Accoglienza non fa rima con architettura

Accoglienza non fa rima con architettura

Considerazioni sull’ospitalità dei migranti in Italia, in occasione dell’inaugurazione dell’Abitazione della Pace di Mario Cucinella Architects in Basilicata

 

SCANZANO JONICO (MATERA). È stata inaugurata il 24 maggio scorso l’Abitazione della Pace progettata e donata dallo studio Mario Cucinella Architects. Si tratta di un edificio inserito in un’area agricola, immerso nel verde e la cui copertura s’ispira alla morfologia delle ali delle farfalle, rappresentando così la rinascita.

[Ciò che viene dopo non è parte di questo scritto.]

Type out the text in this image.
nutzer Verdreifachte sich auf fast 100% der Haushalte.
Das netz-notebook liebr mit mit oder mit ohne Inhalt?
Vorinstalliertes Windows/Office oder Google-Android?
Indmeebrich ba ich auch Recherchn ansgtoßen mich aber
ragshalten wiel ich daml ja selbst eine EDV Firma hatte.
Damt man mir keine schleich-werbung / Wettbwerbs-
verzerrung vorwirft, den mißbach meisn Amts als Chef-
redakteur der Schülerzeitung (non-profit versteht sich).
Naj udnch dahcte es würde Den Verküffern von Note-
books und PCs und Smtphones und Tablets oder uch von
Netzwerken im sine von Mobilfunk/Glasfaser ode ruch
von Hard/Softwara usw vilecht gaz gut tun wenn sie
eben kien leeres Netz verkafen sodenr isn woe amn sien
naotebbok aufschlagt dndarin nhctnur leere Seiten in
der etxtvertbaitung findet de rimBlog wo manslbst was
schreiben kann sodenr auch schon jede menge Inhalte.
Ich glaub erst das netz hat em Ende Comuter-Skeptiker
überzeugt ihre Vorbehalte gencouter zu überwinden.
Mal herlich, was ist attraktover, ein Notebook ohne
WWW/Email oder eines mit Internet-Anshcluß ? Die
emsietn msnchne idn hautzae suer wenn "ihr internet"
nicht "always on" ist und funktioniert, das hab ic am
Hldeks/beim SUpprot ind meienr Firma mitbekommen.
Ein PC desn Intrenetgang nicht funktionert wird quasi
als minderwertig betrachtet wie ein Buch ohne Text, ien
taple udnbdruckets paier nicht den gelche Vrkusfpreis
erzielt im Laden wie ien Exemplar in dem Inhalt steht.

Il progetto viene da lontano. Infatti, la struttura è stata voluta dalla Fondazione Città della Pace per i Bambini Basilicata con l’obiettivo di delineare una nuova prospettiva di sviluppo in un territorio che a inizio anni Duemila era stato scelto come sede del deposito nazionale di scorie nucleari, quindi come discarica. Progettata per l’accoglienza di famiglie di rifugiati, l’Abitazione della Pace è uno spazio di vita che si pone l’obiettivo di rovesciare l’immagine del vuoto e della sterilità associata alla discarica. Realizzata con il sostegno degli imprenditori Nicola Benedetto e Pasquale Natuzzi, la struttura accoglie già da novembre scorso i rifugiati del corridoio umanitario della Caritas in collaborazione con la Parrocchia della Santissima Annunziata, mentre nelle ultime settimane è stata inoltre messa a disposizione per ospitare profughi ucraini.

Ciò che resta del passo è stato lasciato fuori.